5.7-magnitude earthquake strikes near Salt Lake City


Knocking out Utah's coronavirus hotline and power to 55,000

SALT LAKE CITY, Utah — In a story on Fox 13 by Emily Shapiro reported Wednesday morning March 18, the earthquake rattled Utah with a 5.7-magnitude tremor near Salt Lake City.

A 5.7-magnitude earthquake struck just outside Salt Lake City, Utah, early Wednesday, knocking out the state's coronavirus hotline, according to Utah’s governor.

Buildings shook along the Wasatch Front as the result of a 5.7 magnitude earthquake, centered four kilometers north-northeast of Magna.

This was the state's largest earthquake since 1992, according to Utah Emergency Management.

Area residents in Bridger Valley reported they felt the quake and one said her water bottle jiggled and the water was bouncing around. In addition, area residents said they tried to find information on the SLC news channels, and the channels were off the air at the time they tried to access them for news of the quake.
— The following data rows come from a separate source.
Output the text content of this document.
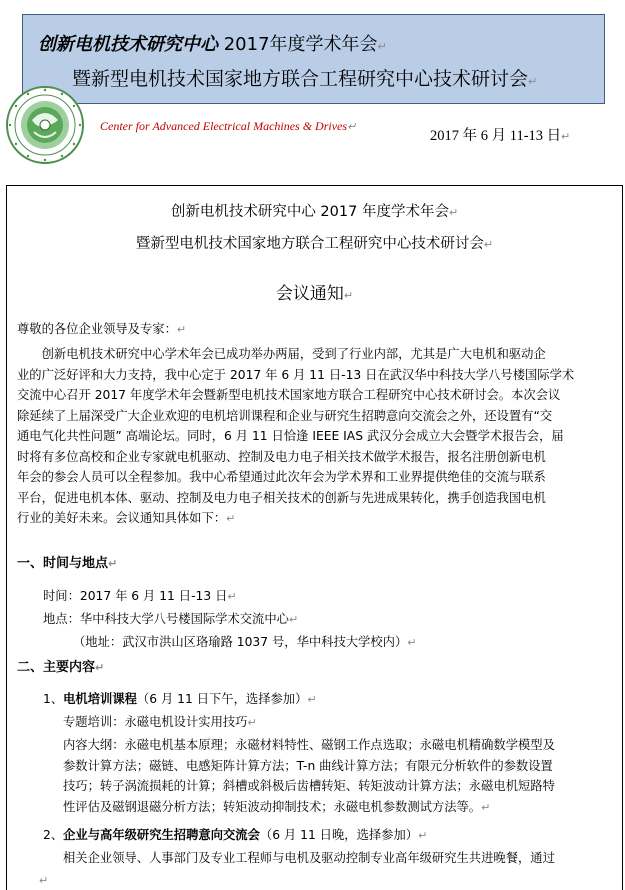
创新电机技术研究中心 2017年度学术年会↵
暨新型电机技术国家地方联合工程研究中心技术研讨会↵
Center for Advanced Electrical Machines & Drives↵
2017 年 6 月 11-13 日↵
创新电机技术研究中心 2017 年度学术年会↵
暨新型电机技术国家地方联合工程研究中心技术研讨会↵
会议通知↵
尊敬的各位企业领导及专家：↵
　　创新电机技术研究中心学术年会已成功举办两届，受到了行业内部，尤其是广大电机和驱动企
业的广泛好评和大力支持，我中心定于 2017 年 6 月 11 日-13 日在武汉华中科技大学八号楼国际学术
交流中心召开 2017 年度学术年会暨新型电机技术国家地方联合工程研究中心技术研讨会。本次会议
除延续了上届深受广大企业欢迎的电机培训课程和企业与研究生招聘意向交流会之外，还设置有“交
通电气化共性问题” 高端论坛。同时，6 月 11 日恰逢 IEEE IAS 武汉分会成立大会暨学术报告会，届
时将有多位高校和企业专家就电机驱动、控制及电力电子相关技术做学术报告，报名注册创新电机
年会的参会人员可以全程参加。我中心希望通过此次年会为学术界和工业界提供绝佳的交流与联系
平台，促进电机本体、驱动、控制及电力电子相关技术的创新与先进成果转化，携手创造我国电机
行业的美好未来。会议通知具体如下：↵
一、时间与地点↵
时间：2017 年 6 月 11 日-13 日↵
地点：华中科技大学八号楼国际学术交流中心↵
（地址：武汉市洪山区珞瑜路 1037 号，华中科技大学校内）↵
二、主要内容↵
1、电机培训课程（6 月 11 日下午，选择参加）↵
专题培训：永磁电机设计实用技巧↵
内容大纲：永磁电机基本原理；永磁材料特性、磁钢工作点选取；永磁电机精确数学模型及
参数计算方法；磁链、电感矩阵计算方法；T-n 曲线计算方法；有限元分析软件的参数设置
技巧；转子涡流损耗的计算；斜槽或斜极后齿槽转矩、转矩波动计算方法；永磁电机短路特
性评估及磁钢退磁分析方法；转矩波动抑制技术；永磁电机参数测试方法等。↵
2、企业与高年级研究生招聘意向交流会（6 月 11 日晚，选择参加）↵
相关企业领导、人事部门及专业工程师与电机及驱动控制专业高年级研究生共进晚餐，通过
↵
Other reports from Bridger Valley follow.

Angie Bullinger Lupher: “I felt it in bed. I thought my dog was scratching his fleas and shaking the bed, but when I looked, both dogs were outside. My necklaces hanging on hooks were swinging and the chains on our ceiling fan we're swaying but that was about it.”

Marybeth N Bryan Hamblin: “I felt it here in Lyman, But at first I thought my kids were trying to wake me up by shaking my bed and rattling my dresser. I was half awake... then when I fully woke up I realized all my kids were in the other room being good and eating breakfast. They didn’t feel anything.
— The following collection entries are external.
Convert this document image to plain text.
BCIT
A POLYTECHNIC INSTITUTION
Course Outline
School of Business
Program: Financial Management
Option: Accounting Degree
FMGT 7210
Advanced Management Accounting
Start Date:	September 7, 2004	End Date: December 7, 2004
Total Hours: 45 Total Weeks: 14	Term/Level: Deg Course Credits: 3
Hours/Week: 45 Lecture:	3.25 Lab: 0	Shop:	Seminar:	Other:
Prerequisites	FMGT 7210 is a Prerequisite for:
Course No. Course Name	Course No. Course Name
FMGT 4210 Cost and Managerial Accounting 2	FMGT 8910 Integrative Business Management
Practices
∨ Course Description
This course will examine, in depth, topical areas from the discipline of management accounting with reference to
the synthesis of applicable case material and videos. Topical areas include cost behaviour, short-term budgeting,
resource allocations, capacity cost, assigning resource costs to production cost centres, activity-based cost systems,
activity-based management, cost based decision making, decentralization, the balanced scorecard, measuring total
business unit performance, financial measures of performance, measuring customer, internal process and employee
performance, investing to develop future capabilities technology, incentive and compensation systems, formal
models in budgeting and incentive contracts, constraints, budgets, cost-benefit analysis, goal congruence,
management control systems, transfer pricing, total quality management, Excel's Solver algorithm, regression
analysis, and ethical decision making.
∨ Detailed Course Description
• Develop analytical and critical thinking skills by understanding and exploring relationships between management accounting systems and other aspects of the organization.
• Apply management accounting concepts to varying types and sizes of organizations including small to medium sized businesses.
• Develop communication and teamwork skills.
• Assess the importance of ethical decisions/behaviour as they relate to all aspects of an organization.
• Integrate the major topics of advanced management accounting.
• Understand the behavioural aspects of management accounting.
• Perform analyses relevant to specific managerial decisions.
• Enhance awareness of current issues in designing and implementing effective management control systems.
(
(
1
Launa Rasmussen: I live in my 5th Wheel in Urie ,and I thought strong winds was rocking my trailer. I thought I was a little crazy thinking it was an earthquake

Spur KRSV, KDWY & KMER reported “We had listeners this morning as far north as Alpine and Pinedale that reported feeling it.”

According to officials in Utah, there are no official reports of injuries, but the Salt Lake City Airport has been knocked out of operation, officials said.
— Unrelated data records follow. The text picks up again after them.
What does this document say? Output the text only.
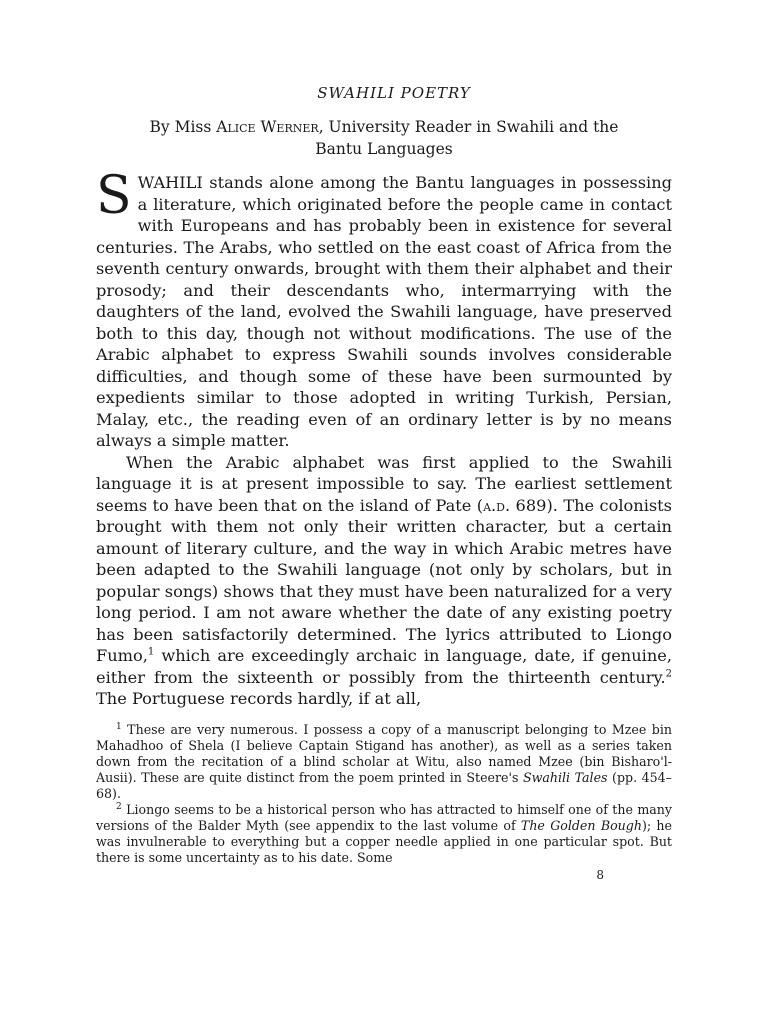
SWAHILI POETRY
By Miss Alice Werner, University Reader in Swahili and the
Bantu Languages

SWAHILI stands alone among the Bantu languages in possessing a literature, which originated before the people came in contact with Europeans and has probably been in existence for several centuries. The Arabs, who settled on the east coast of Africa from the seventh century onwards, brought with them their alphabet and their prosody; and their descendants who, intermarrying with the daughters of the land, evolved the Swahili language, have preserved both to this day, though not without modifications. The use of the Arabic alphabet to express Swahili sounds involves considerable difficulties, and though some of these have been surmounted by expedients similar to those adopted in writing Turkish, Persian, Malay, etc., the reading even of an ordinary letter is by no means always a simple matter.

When the Arabic alphabet was first applied to the Swahili language it is at present impossible to say. The earliest settlement seems to have been that on the island of Pate (a.d. 689). The colonists brought with them not only their written character, but a certain amount of literary culture, and the way in which Arabic metres have been adapted to the Swahili language (not only by scholars, but in popular songs) shows that they must have been naturalized for a very long period. I am not aware whether the date of any existing poetry has been satisfactorily determined. The lyrics attributed to Liongo Fumo,$^1$ which are exceedingly archaic in language, date, if genuine, either from the sixteenth or possibly from the thirteenth century.$^2$ The Portuguese records hardly, if at all,

$^1$ These are very numerous. I possess a copy of a manuscript belonging to Mzee bin Mahadhoo of Shela (I believe Captain Stigand has another), as well as a series taken down from the recitation of a blind scholar at Witu, also named Mzee (bin Bisharo'l-Ausii). These are quite distinct from the poem printed in Steere's Swahili Tales (pp. 454–68).

$^2$ Liongo seems to be a historical person who has attracted to himself one of the many versions of the Balder Myth (see appendix to the last volume of The Golden Bough); he was invulnerable to everything but a copper needle applied in one particular spot. But there is some uncertainty as to his date. Some

8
Dr. Scott Williams, a Salt Lake City physician, told ABC News, just after 7 a.m. local time, "my house just started shaking fairly violently. And my first thought was, 'has a truck gone off the road and is coming into my house?'"

"It lasted about 15, 20 seconds, shaking pretty hard," he said. "Then I felt swaying for about another 15 seconds."

ESPN reporter Holly Rowe tweeted that she was "shaken out of sound sleep" by the quake.

Power was knocked out to 55,000 customers, including at the ABC Salt Lake affiliate KTVX studio, where anchor Brian Carlson said he felt over 20 aftershocks.